When executives at Belo, the parent company of Dallas' Only Daily Newspaper, announced the executives who will run the company after its spinoff next year, a couple of names were missing: current editor Robert Mong and current managing editor George Rodrigue (Jim Schutze's favorite News employee).
The Belo-ologists among us have pondered this development for a week. We have sent emails, pored over tea leaves, poked at chicken entrails and otherwise tried to figure out what this means. All of the people named are business types; none of them have anything to do with the editorial operation. This does not seem to bode well for the news side of the business.
And this is what we came up with:
• After the spinoff, the Decherd family will take the newspaper company private. This is not news -- the Dallas Business Journal had an excellent piece in October discussing the possibility. Meanwhile, an analyst said last week that the company's stock is undervalued and that money is available to finance a buyout.
• More on the buyout, based on a Belo presentation to analysts today:
Expenses have been cut 9 percent so far this year, while cash flow has
increased significantly. That has all the earmarks of a company getting
its balance sheet ready for a sale.
• More cuts, in the wake of buyouts and layoffs over the past couple of years. These could include the elimination of some sections, like food, and reducing the number of features, like comics.
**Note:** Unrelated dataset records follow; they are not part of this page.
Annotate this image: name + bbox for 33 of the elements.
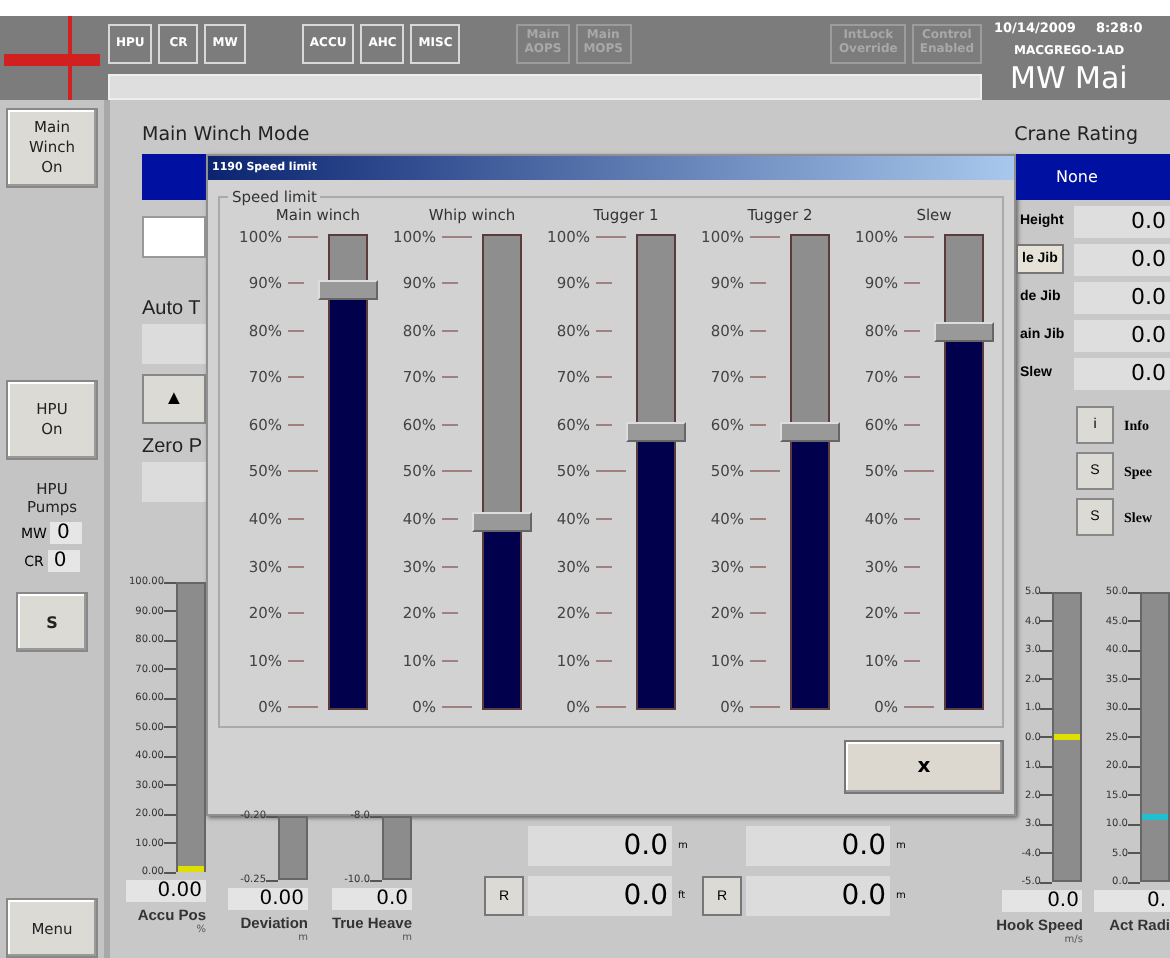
value-readout: 0. (1094, 890, 1170, 912)
logo-icon (0, 16, 104, 100)
crane-rating-value: None (1016, 154, 1170, 200)
zero-label: Zero P (142, 436, 203, 458)
value-readout: 0.0 (746, 876, 890, 916)
s-button[interactable]: S (16, 592, 88, 652)
slider-thumb[interactable] (934, 322, 994, 343)
value-readout: 0.0 (528, 826, 672, 866)
value-readout: 0.0 (1074, 357, 1170, 389)
value-readout: 0.0 (1074, 319, 1170, 351)
mode-bar (142, 154, 206, 200)
value-readout: 0.0 (1002, 890, 1083, 912)
slider-thumb[interactable] (318, 279, 378, 300)
pump-count: 0 (50, 522, 83, 544)
slider-thumb[interactable] (626, 421, 686, 442)
pump-count: 0 (47, 550, 80, 572)
value-readout: 0.0 (332, 888, 412, 910)
mode-label: Main Winch Mode (142, 124, 310, 146)
value-readout: 0.0 (1074, 205, 1170, 237)
screen-title: MW Mai (1010, 60, 1128, 96)
up-button[interactable]: ▲ (142, 374, 206, 424)
value-readout: 0.0 (746, 826, 890, 866)
value-readout: 0.00 (126, 880, 206, 902)
value-readout: 0.0 (528, 876, 672, 916)
value-readout: 0.0 (1074, 281, 1170, 313)
close-button[interactable]: x (844, 740, 1004, 794)
value-readout: 0.0 (1074, 243, 1170, 275)
auto-label: Auto T (142, 298, 201, 320)
slider-thumb[interactable] (780, 421, 840, 442)
input-field[interactable] (142, 216, 206, 258)
crane-rating-label: Crane Rating (1014, 124, 1138, 146)
value-readout: 0.00 (228, 888, 308, 910)
slider-thumb[interactable] (472, 511, 532, 532)
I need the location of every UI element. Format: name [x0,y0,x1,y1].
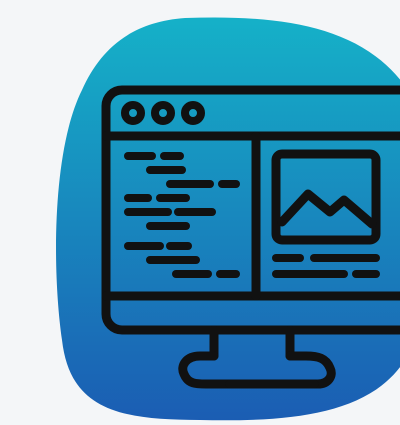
app-icon-canvas [0,0,400,425]
web-development-monitor-icon [56,17,400,421]
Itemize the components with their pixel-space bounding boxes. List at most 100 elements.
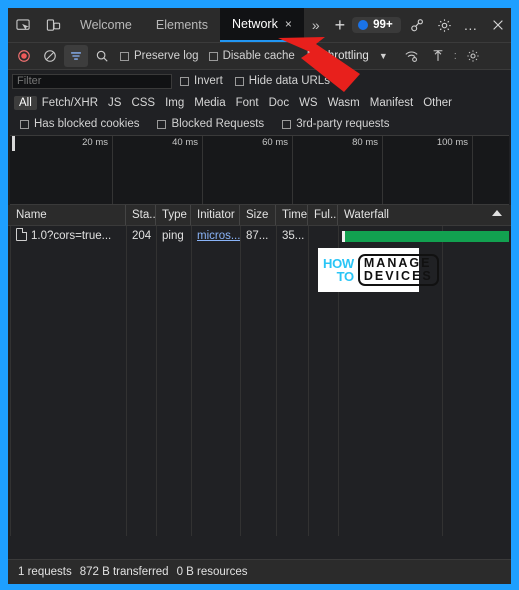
table-row[interactable]: 1.0?cors=true... 204 ping micros... 87..… [8,226,511,247]
column-divider[interactable] [191,226,192,536]
checkbox-box[interactable] [234,76,244,86]
preserve-log-checkbox[interactable]: Preserve log [116,50,203,62]
status-resources: 0 B resources [176,566,248,578]
requests-table-header: Name Sta... Type Initiator Size Time Ful… [8,205,511,226]
invert-checkbox[interactable]: Invert [176,75,227,87]
network-conditions-icon[interactable] [400,45,424,67]
cell-time: 35... [282,230,305,242]
chevron-down-icon[interactable]: ▼ [371,51,398,61]
cell-initiator[interactable]: micros... [191,226,240,247]
import-har-icon[interactable] [426,45,450,67]
filter-row: Invert Hide data URLs [8,70,511,92]
more-options-icon[interactable]: … [458,12,485,38]
sort-ascending-icon[interactable] [492,210,502,216]
filter-button[interactable] [64,45,88,67]
cell-name-text: 1.0?cors=true... [31,230,112,242]
column-header-type[interactable]: Type [156,205,191,225]
checkbox-box[interactable] [282,119,292,129]
overview-tick-label: 40 ms [172,137,198,148]
filter-category-ws[interactable]: WS [294,96,323,110]
column-header-fulfilled[interactable]: Ful... [308,205,338,225]
tab-label: Network [231,17,278,31]
column-divider[interactable] [308,226,309,536]
watermark-line2: TO [336,269,355,284]
tab-network[interactable]: Network × [219,8,304,42]
overview-tick-cell: 60 ms [203,136,293,204]
tab-close-icon[interactable]: × [285,18,292,30]
filter-category-other[interactable]: Other [418,96,457,110]
document-icon [16,228,27,241]
hide-data-urls-checkbox[interactable]: Hide data URLs [231,75,334,87]
tab-welcome[interactable]: Welcome [68,8,144,42]
column-divider[interactable] [156,226,157,536]
filter-category-manifest[interactable]: Manifest [365,96,418,110]
column-header-name[interactable]: Name [10,205,126,225]
third-party-requests-checkbox[interactable]: 3rd-party requests [278,118,393,130]
watermark-logo: HOW TO MANAGE DEVICES [318,248,439,292]
more-tabs-icon[interactable]: » [304,17,328,33]
overview-tick-label: 80 ms [352,137,378,148]
filter-category-doc[interactable]: Doc [264,96,294,110]
filter-category-font[interactable]: Font [231,96,264,110]
issues-badge[interactable]: 99+ [352,17,401,33]
filter-category-css[interactable]: CSS [126,96,160,110]
checkbox-box[interactable] [20,119,29,129]
waterfall-bar[interactable] [345,231,509,242]
extensions-icon[interactable] [405,12,432,38]
overview-tick-label: 100 ms [436,137,468,148]
filter-category-js[interactable]: JS [103,96,126,110]
filter-category-fetchxhr[interactable]: Fetch/XHR [37,96,103,110]
tab-elements[interactable]: Elements [144,8,220,42]
column-divider[interactable] [240,226,241,536]
cell-type: ping [162,230,184,242]
tab-label: Welcome [80,18,132,32]
record-button[interactable] [12,45,36,67]
requests-table-body[interactable]: 1.0?cors=true... 204 ping micros... 87..… [8,226,511,536]
column-header-size[interactable]: Size [240,205,276,225]
settings-gear-icon[interactable] [431,12,458,38]
watermark-line4: DEVICES [363,269,433,283]
device-toolbar-icon[interactable] [38,12,68,38]
add-tab-button[interactable]: + [328,16,353,34]
filter-category-all[interactable]: All [14,95,37,110]
network-settings-icon[interactable] [461,45,485,67]
initiator-link[interactable]: micros... [197,230,240,242]
checkbox-box[interactable] [208,51,218,61]
filter-input[interactable] [12,73,172,89]
column-header-waterfall[interactable]: Waterfall [338,205,509,225]
checkbox-box[interactable] [157,119,167,129]
network-toolbar: Preserve log Disable cache No throttling… [8,43,511,70]
column-header-status[interactable]: Sta... [126,205,156,225]
search-button[interactable] [90,45,114,67]
filter-category-media[interactable]: Media [189,96,230,110]
overview-tick-label: 60 ms [262,137,288,148]
cell-status: 204 [132,230,152,242]
disable-cache-label: Disable cache [222,50,295,62]
devtools-panel: Welcome Elements Network × » + 99+ … Pre… [8,8,511,584]
inspect-element-icon[interactable] [8,12,38,38]
blocked-requests-checkbox[interactable]: Blocked Requests [153,118,268,130]
window-frame: Welcome Elements Network × » + 99+ … Pre… [0,0,519,590]
column-header-initiator[interactable]: Initiator [191,205,240,225]
third-party-requests-label: 3rd-party requests [296,118,390,130]
cell-fulfilled [308,226,338,247]
throttling-select[interactable]: No throttling [301,50,369,62]
checkbox-box[interactable] [180,76,189,86]
column-header-time[interactable]: Time [276,205,308,225]
filter-category-wasm[interactable]: Wasm [323,96,365,110]
clear-button[interactable] [38,45,62,67]
column-divider[interactable] [276,226,277,536]
filter-category-img[interactable]: Img [160,96,189,110]
disable-cache-checkbox[interactable]: Disable cache [205,50,299,62]
cell-name[interactable]: 1.0?cors=true... [10,226,126,247]
has-blocked-cookies-checkbox[interactable]: Has blocked cookies [16,118,143,130]
checkbox-box[interactable] [120,51,129,61]
hide-data-urls-label: Hide data URLs [248,75,330,87]
close-devtools-icon[interactable] [484,12,511,38]
network-overview-timeline[interactable]: 20 ms 40 ms 60 ms 80 ms 100 ms [10,135,509,205]
overview-selection-handle[interactable] [12,136,15,151]
status-requests: 1 requests [18,566,72,578]
overview-tick-cell: 40 ms [113,136,203,204]
column-divider[interactable] [126,226,127,536]
overview-tick-cell: 100 ms [383,136,473,204]
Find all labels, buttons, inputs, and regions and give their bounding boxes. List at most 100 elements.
This has been done at other papers in Texas and elsewhere to save money.
• Less local news and reporting. This is expensive, and buyouts almost always result in those kinds of cuts.
• Mong's and Rodrigue's departures from the paper. Both have been valued employees, sticking up for The News and its staff during the Trinity referendum and after a very unflattering story in the prestigious Columbia Journalism Review this year. But if they weren't named, it's difficult to believe something isn't going on.
If there are any more cuts to news and reporting, there isn't going to be much to print. Who is going to subscribe to this paper?
I'll admit I've considered cancelling my subscription in the wake of the slanted reporting on the Trinity issue. But there is still some good content in the DMN. See the story in this morning's Business section on health care in Texas for an example. If your tea leaves are right, though, this sounds like a harvesting strategy: stop marketing for new subscribers, cut costs dramatically, and just take the cash until there is no business left.
Reminds me of something Molly Ivins said in a 2006 column: "I don't mind so much that newspapers are dying -- it's watching them commit suicide that pisses me off."
Posted by: Brian | December 04, 2007 at 09:18 AM
Upon re-reading that excellent CJR article, and seeing how lousy the DMN wbesite *still* is, this jumped out at me: "Belo is investing in the future, Moroney and Mong contend, by spending hundreds of thousands of dollars on Web training and video equipment."
Turning over your entire web operation to IBM Global Services, who sells services to enable companies to save money, is not "investing in the future." As someone who has been involved in web services and related technologies since the nascent days of the web, it astounds me that the DMN allows IBM to operate such a poor online excuse for "their future."
Whomever invests in the spun-off newspaper biz better have a large supply of lipstick.